By Al Ewing, Adam Gorham & Michael Garland
Two weeks ago, Marvel relaunched Guardians of the Galaxy with an All-New title to coincide with the team’s return to cinemas. Last week, it was team member Rocket Raccoon’s turn as he took the next step in his journey from that “black hole somewhere in Sirius Major.” Rocket’s evolution as a character has been a fascinating one from his unassuming debut in an incomplete science-fiction serial to a brilliant solo limited-series, followed by two decades of obscurity until gaining a prominent place on the post-Annihilation Guardians of the Galaxy. With the imminent arrival of the first Guardians movie, Marvel gave Rocket another shot a solo series, which, give or take the standard marketing driven relaunching, Rocket has steadily maintained over the past three years. For most of this time, his exploits were delightfully scripted by Skottie Young. The post-Young issues have ranged from charming (Nick Kocher’s) to meh (Matthew Rosenberg’s). Last week Al Ewing assumed scripting duties, immediately breathing fresh air into the title once again.

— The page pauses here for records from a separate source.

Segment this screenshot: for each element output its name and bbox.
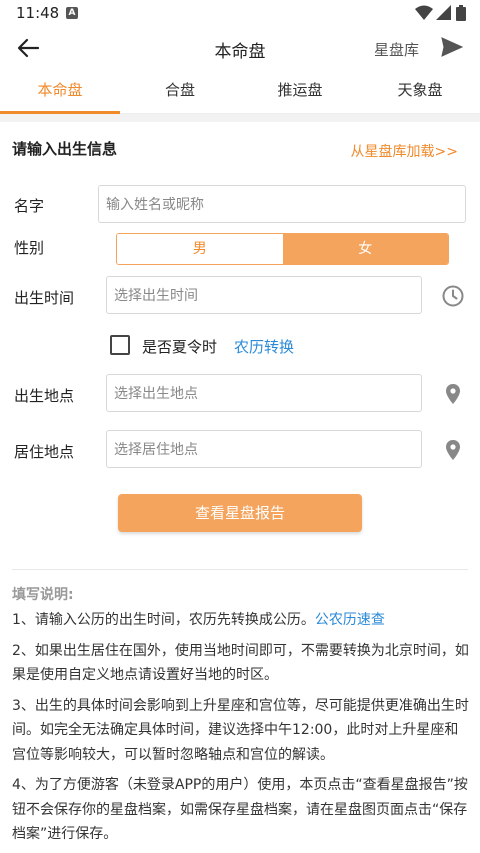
battery-icon bbox=[456, 5, 466, 21]
tab-natal-chart[interactable]: 本命盘 bbox=[0, 70, 120, 114]
notes-list: 1、请输入公历的出生时间，农历先转换成公历。公农历速查 2、如果出生居住在国外，… bbox=[12, 608, 472, 853]
notes-title: 填写说明: bbox=[12, 587, 74, 603]
name-placeholder: 输入姓名或昵称 bbox=[106, 197, 204, 213]
name-input[interactable]: 输入姓名或昵称 bbox=[98, 185, 466, 223]
note-item: 2、如果出生居住在国外，使用当地时间即可，不需要转换为北京时间，如果是使用自定义… bbox=[12, 642, 469, 684]
send-icon[interactable] bbox=[440, 35, 464, 59]
tab-synastry[interactable]: 合盘 bbox=[120, 70, 240, 113]
load-from-library-link[interactable]: 从星盘库加载>> bbox=[351, 141, 458, 161]
location-pin-icon[interactable] bbox=[441, 382, 465, 406]
note-item: 4、为了方便游客（未登录APP的用户）使用，本页点击“查看星盘报告”按钮不会保存… bbox=[12, 777, 468, 842]
gender-female-option[interactable]: 女 bbox=[282, 234, 448, 264]
note-item: 3、出生的具体时间会影响到上升星座和宫位等，尽可能提供更准确出生时间。如完全无法… bbox=[12, 697, 469, 763]
section-divider bbox=[0, 114, 480, 122]
birthplace-label: 出生地点 bbox=[14, 387, 75, 405]
name-label: 名字 bbox=[14, 197, 45, 215]
residence-input[interactable]: 选择居住地点 bbox=[106, 430, 422, 468]
signal-icon bbox=[436, 5, 451, 20]
notes-divider bbox=[12, 569, 468, 570]
birth-time-label: 出生时间 bbox=[14, 289, 75, 307]
dst-label: 是否夏令时 bbox=[142, 338, 218, 356]
calendar-lookup-link[interactable]: 公农历速查 bbox=[315, 612, 385, 628]
tab-bar: 本命盘 合盘 推运盘 天象盘 bbox=[0, 70, 480, 114]
tab-transit[interactable]: 天象盘 bbox=[360, 70, 480, 113]
location-pin-icon[interactable] bbox=[441, 438, 465, 462]
status-time: 11:48 bbox=[16, 4, 60, 22]
view-chart-report-button[interactable]: 查看星盘报告 bbox=[118, 494, 362, 532]
clock-icon[interactable] bbox=[441, 284, 465, 308]
form-section-title: 请输入出生信息 bbox=[12, 140, 118, 158]
note-item: 1、请输入公历的出生时间，农历先转换成公历。公农历速查 bbox=[12, 612, 385, 628]
status-bar: 11:48 A bbox=[0, 0, 480, 26]
app-header: 本命盘 星盘库 bbox=[0, 26, 480, 70]
birth-time-placeholder: 选择出生时间 bbox=[114, 288, 198, 304]
dst-checkbox[interactable] bbox=[110, 335, 130, 355]
tab-progression[interactable]: 推运盘 bbox=[240, 70, 360, 113]
birth-time-input[interactable]: 选择出生时间 bbox=[106, 276, 422, 314]
chart-library-button[interactable]: 星盘库 bbox=[374, 39, 419, 60]
notification-icon: A bbox=[66, 7, 78, 19]
residence-placeholder: 选择居住地点 bbox=[114, 442, 198, 458]
birthplace-placeholder: 选择出生地点 bbox=[114, 386, 198, 402]
lunar-convert-link[interactable]: 农历转换 bbox=[234, 336, 294, 357]
gender-male-option[interactable]: 男 bbox=[117, 234, 283, 264]
gender-label: 性别 bbox=[14, 239, 45, 257]
residence-label: 居住地点 bbox=[14, 443, 75, 461]
wifi-icon bbox=[415, 5, 433, 20]
gender-toggle: 男 女 bbox=[116, 233, 449, 265]
birthplace-input[interactable]: 选择出生地点 bbox=[106, 374, 422, 412]
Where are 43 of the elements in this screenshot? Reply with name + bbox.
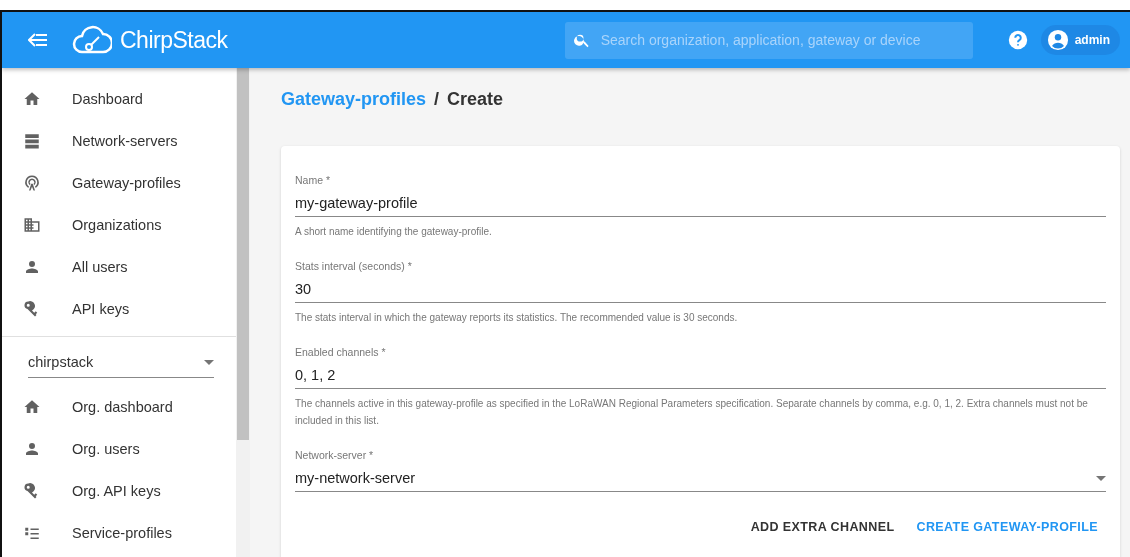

In the back matter, Ewing summarizes his pitch for the series as “heists in space,” and, indeed, a strong element of crime fiction is present from the beginning. Many of the familiar boxes are checked off: opening dialogue about the job having gone south, flashback to protagonist morosely drinking in a bar where a lovely dame suddenly appears out of the past. An easy score, broken heart and assembling a team round out the narrative’s plot points. Despite all these elements, Ewing’s writing never feels cliché; as is often the case with genre, the creativity comes in the execution. Ewing, perhaps paradoxically, uses the conventions of crime fiction to soften Rocket’s character (one of the faults of Rosenberg’s run was leaning too heavily on Rocket’s surliness). Sitting in the bar, Rocket is stunned to be greeted by his old flame Otta Spice, an otter like creature who had guided Rocket through his first criminal exploits. Together they lived the high life while abiding by their own code of honor until, Otta broke it, snitching to the Kree to save her own tail. The scenes of Rocket reliving these memories is expertly done. Much credit for this goes to Adam Gorham’s art. Gorham’s emotive facial expressions strike the right balance between coy and affecting.
Another nice touch with the Otta character is how it alludes back to Rocket Raccoon’s past. In his 80s limited series, Rocket was in love with Lylla, a creature with a similar appearance to Otta. Rocket’s time on Halfworld has not been well-served by his various adventures post-Annihilation; in fact, too many authors write the character as if that series never existed, or worse, ret-con all the charm out of it. In the back matter, Ewing speaks of wanting to evoke the Bill Mantlo/Mike Mignola tale in the new series and the early indications are that he has found a good way in which to approach it. His Rocket has many of the rough edges familiar from his more recent stories, while also hinting at the idealistic underbelly that was once his driving force. (As Ewing observes, too many readers forget that Rocket was once a cop himself). His chronology for Rocket and Otta’s relationship also neatly fills in a blank in the character’s backstory, explaining how Rocket ended up in that Kree jail cell from which he was recruited to join Peter Quill’s band of misfits to take down Ultron in Annihilation: Conquest.
The mood of Ewing’s script is expertly conveyed by Adam Gorham’s art. Gorham has experience with crime fiction, having provided art for Ed Brisson’s Image title Violent. Gorham also embraces the narrative tropes of crime fiction, dressing Rocket in a suit which is simultaneously dapper and drab. Gorham’s most striking pictorial choice regards the layouts where images are contrasted with blocks of text. (Sean Phillips’ work for Kill or Be Killed goes unremarked upon in the back matter, though, it is hard to imagine that there is not a bit of affectionate satire at play here). More important than Gorham’s sources is the fact that he fills the pages with lively, imaginative images. The action sequences have a fluid movement, while, as mentioned above, the character beats have an expressive quality. While crime fiction is a key component of Rocket, Gorham plays up its science-fiction aspects as well. His art is full of delightfully strange sights including some quite personable security cameras. Michael Garland’s vivid coloring strengthens the art. Garland’s shifting tones, dark neon for the bar/bright hues for rose-tinted flashbacks, skillfully build the ambiance of the story.
All in all, this is an enjoyable debut installment for Rocket’s new series. By tweaking the familiar and giving Rocket a new band of companions (hopefully they stick around long enough to develop their potential), Ewing and Gorham have found some new seasonings to enliven Rocket’s adventures.